Throngs of teachers hoping to draw attention to stalled contract talks have staged a rally outside a venue in Victoria where British Columbia’s New Democrats are holding an annual convention.
B.C. Teachers’ Federation president Teri Mooring joined union members as an estimated 800 NDP delegates gathered to vote on policy initiatives that could be adopted by the party.
The union has said more teachers must be hired but Education Minister Rob Fleming maintains the province made efforts to recruit over 900 out-of-province teachers last year and increased funding for all 60 school districts.
The B.C. Public School Employers Association has offered wage hikes of two per cent annually for a three-year term in keeping with what other public-sector employees have accepted, but the teachers’ union has rejected the increase.
Teachers have been without a contract since last June, but no settlement has been reached despite the involvement of a mediator.

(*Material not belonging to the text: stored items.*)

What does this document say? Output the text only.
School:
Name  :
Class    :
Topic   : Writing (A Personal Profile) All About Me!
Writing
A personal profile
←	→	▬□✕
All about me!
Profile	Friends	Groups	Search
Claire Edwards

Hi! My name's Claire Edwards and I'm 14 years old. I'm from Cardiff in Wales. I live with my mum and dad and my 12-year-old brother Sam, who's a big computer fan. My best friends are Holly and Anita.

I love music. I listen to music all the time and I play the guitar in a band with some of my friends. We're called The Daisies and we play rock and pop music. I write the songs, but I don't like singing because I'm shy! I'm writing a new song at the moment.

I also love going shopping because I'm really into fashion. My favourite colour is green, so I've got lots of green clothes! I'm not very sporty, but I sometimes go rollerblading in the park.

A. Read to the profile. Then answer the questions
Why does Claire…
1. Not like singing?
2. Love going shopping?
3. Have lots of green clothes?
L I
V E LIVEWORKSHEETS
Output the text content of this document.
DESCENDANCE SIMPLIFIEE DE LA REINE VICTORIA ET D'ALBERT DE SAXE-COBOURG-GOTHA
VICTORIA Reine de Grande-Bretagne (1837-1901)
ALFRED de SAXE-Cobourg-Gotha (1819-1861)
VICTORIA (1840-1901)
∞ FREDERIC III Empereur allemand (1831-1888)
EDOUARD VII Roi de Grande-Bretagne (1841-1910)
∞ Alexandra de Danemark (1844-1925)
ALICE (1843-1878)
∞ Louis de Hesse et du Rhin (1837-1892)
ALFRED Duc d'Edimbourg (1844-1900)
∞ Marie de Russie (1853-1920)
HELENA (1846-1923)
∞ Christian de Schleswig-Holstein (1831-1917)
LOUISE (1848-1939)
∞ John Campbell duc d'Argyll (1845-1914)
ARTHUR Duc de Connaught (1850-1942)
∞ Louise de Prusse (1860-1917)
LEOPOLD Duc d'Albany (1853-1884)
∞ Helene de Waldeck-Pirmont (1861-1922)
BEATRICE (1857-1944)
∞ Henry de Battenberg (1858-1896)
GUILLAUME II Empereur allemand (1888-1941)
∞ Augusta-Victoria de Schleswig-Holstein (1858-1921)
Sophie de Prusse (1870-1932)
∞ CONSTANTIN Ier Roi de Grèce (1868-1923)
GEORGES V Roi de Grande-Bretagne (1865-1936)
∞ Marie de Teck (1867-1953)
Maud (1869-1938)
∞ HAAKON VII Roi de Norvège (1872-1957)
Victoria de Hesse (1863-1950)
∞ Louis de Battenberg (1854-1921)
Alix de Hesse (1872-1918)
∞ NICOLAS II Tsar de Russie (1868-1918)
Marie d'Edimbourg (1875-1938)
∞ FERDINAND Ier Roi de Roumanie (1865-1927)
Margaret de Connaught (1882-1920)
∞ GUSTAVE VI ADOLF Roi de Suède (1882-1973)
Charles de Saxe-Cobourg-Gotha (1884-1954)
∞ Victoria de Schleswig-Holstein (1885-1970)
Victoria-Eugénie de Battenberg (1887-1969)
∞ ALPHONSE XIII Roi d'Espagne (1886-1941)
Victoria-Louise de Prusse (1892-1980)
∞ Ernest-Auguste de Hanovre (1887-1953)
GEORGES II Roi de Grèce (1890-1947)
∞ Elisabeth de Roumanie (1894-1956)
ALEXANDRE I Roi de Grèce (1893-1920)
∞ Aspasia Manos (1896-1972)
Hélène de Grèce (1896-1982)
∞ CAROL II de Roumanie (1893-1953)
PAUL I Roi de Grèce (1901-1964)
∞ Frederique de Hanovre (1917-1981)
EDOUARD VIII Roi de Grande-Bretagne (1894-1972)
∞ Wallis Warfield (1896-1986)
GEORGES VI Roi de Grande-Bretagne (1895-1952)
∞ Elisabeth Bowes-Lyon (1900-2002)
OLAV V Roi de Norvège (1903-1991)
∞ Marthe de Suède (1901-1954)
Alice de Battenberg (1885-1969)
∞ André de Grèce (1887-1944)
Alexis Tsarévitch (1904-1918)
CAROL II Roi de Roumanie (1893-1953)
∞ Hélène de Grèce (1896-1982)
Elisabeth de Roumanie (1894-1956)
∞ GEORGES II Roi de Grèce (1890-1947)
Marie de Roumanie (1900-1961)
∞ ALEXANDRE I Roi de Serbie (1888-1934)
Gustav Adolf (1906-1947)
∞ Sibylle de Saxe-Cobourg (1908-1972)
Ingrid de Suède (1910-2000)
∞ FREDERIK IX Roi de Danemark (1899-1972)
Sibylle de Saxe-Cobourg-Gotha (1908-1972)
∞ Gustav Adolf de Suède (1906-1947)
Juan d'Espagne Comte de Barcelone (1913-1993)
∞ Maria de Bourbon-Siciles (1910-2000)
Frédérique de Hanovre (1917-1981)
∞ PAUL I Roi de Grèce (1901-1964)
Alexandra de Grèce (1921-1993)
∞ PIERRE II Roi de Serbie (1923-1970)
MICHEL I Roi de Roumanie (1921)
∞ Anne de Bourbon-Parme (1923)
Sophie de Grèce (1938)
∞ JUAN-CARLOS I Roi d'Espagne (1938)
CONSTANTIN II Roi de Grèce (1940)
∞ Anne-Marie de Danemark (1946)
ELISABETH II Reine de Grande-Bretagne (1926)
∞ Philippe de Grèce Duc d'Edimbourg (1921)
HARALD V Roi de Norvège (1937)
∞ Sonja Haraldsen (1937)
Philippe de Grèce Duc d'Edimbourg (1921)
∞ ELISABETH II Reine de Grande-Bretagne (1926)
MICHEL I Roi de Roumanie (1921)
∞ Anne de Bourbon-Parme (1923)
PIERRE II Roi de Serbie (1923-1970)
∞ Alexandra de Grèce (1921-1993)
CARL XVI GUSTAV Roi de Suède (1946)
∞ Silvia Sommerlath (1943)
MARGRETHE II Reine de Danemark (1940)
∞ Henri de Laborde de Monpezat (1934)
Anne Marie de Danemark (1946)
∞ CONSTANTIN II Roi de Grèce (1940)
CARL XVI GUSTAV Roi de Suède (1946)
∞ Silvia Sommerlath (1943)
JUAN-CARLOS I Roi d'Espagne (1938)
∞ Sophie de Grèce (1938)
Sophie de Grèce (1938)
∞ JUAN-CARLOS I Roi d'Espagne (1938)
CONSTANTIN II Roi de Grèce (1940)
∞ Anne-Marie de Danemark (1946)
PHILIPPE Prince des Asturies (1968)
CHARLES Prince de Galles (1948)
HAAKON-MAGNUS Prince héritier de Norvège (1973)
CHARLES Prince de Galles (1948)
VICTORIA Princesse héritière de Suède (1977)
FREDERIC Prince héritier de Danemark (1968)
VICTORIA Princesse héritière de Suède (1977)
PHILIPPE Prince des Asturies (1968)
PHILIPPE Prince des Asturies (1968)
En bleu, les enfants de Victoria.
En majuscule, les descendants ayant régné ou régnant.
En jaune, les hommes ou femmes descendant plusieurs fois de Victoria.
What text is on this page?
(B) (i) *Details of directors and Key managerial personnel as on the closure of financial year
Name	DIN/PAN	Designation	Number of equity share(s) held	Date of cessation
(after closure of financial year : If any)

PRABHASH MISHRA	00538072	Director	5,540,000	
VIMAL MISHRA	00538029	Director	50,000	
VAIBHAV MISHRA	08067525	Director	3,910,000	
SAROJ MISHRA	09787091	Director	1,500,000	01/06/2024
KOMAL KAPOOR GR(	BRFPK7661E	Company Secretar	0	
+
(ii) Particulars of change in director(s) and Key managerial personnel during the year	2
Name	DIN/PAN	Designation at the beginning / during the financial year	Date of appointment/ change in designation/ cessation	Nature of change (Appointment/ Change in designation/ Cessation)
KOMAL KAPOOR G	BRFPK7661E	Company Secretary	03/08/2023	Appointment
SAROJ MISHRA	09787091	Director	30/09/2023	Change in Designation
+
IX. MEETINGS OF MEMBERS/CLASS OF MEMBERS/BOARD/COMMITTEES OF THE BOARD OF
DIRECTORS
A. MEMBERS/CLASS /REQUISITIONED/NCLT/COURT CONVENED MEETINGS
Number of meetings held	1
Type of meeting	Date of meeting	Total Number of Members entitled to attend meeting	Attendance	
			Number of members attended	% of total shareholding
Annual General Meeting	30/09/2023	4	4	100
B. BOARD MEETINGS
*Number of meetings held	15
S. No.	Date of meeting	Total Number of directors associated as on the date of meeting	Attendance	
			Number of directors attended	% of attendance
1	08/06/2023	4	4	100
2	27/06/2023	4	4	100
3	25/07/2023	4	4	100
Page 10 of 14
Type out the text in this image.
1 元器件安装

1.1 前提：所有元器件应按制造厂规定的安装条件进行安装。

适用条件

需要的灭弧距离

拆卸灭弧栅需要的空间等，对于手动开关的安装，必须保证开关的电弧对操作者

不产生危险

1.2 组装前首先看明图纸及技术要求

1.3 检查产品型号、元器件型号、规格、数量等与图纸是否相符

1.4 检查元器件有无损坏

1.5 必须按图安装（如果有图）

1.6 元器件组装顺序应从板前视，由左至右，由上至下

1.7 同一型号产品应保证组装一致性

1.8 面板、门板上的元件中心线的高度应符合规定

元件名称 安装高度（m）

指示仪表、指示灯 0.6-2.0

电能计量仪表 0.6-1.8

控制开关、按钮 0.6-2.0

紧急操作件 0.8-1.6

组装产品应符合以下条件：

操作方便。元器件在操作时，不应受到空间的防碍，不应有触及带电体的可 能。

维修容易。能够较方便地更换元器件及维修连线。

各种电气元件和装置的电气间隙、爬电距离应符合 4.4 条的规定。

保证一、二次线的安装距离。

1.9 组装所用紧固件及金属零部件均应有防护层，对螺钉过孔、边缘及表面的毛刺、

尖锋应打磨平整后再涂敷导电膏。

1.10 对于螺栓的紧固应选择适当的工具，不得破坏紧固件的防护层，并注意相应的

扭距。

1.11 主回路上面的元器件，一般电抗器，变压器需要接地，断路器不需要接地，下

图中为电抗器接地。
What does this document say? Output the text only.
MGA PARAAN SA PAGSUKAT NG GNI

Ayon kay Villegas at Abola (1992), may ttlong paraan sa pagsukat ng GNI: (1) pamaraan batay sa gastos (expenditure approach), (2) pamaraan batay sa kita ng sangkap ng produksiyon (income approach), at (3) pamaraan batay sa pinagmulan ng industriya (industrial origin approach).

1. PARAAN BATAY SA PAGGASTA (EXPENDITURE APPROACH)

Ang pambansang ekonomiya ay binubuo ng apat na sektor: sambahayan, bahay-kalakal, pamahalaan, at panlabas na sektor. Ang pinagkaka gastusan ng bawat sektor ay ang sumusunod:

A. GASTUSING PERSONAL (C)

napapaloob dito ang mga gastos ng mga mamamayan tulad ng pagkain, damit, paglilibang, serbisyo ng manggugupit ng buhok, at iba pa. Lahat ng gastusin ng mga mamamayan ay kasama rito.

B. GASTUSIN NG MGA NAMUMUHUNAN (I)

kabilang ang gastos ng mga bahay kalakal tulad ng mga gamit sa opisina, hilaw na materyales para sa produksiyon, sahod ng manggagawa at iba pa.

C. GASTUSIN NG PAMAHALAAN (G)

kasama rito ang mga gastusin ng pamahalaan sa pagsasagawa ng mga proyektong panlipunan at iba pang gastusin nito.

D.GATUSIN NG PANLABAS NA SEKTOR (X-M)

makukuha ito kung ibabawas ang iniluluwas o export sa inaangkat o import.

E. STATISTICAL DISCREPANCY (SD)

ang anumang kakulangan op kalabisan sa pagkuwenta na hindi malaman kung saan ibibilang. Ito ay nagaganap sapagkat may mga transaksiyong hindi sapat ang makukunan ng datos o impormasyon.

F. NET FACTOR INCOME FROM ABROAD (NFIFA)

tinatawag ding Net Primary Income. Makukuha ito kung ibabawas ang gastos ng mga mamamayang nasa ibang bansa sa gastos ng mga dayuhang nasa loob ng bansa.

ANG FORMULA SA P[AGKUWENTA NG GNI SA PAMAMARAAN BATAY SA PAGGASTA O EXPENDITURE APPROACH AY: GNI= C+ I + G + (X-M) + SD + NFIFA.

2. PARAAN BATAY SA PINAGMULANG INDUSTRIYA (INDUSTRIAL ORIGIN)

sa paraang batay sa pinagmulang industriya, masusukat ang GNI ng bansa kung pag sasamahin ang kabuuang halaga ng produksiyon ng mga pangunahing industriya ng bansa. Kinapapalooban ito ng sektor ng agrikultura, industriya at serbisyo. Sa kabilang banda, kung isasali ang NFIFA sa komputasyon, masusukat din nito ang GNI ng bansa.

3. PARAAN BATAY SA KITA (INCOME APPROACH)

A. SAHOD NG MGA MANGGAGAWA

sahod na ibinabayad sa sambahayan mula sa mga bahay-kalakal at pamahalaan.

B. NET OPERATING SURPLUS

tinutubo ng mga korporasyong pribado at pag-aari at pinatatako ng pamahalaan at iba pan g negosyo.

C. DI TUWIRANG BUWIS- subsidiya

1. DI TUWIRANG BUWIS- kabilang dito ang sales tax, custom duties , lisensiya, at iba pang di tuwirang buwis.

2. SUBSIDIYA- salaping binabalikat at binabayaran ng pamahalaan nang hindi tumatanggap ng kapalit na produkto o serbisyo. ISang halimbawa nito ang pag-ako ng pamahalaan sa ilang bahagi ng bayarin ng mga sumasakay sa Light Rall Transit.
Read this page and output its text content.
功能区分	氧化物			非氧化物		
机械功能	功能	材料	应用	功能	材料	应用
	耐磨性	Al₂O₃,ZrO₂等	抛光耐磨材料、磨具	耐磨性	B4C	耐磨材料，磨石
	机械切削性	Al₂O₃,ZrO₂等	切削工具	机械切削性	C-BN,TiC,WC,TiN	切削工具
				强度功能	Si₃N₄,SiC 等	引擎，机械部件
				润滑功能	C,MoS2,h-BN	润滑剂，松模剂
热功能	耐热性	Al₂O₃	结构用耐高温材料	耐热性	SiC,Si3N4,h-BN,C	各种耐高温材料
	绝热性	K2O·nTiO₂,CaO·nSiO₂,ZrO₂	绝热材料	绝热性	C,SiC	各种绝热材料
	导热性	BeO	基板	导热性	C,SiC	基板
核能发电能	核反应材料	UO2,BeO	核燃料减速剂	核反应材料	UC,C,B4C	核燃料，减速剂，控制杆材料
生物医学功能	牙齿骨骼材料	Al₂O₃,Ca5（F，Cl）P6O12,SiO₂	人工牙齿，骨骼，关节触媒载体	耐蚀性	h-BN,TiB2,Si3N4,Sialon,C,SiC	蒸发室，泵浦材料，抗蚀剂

Mooring told teachers that as the Opposition, the New Democrats criticized the former Liberal government’s gutting of class size and student composition provisions from the contract, but now the party is not standing up for public education.
She said teachers were shocked to see an NDP proposal to eliminate class composition language from the contract and the union won’t accept that from the employer.
Mooring said there is still a shortage of nearly 400 teachers in the province and that has led to the recruitment of uncertified and unqualified teachers.
Talks are expected to resume next month, and Fleming said he’s pleased the union and the employers’ association agreed to work with a mediator.
“Negotiations are a give-and-take process. It is our hope that both sides will take time to consider this constructive path forward and consult their memberships,” he said in a statement.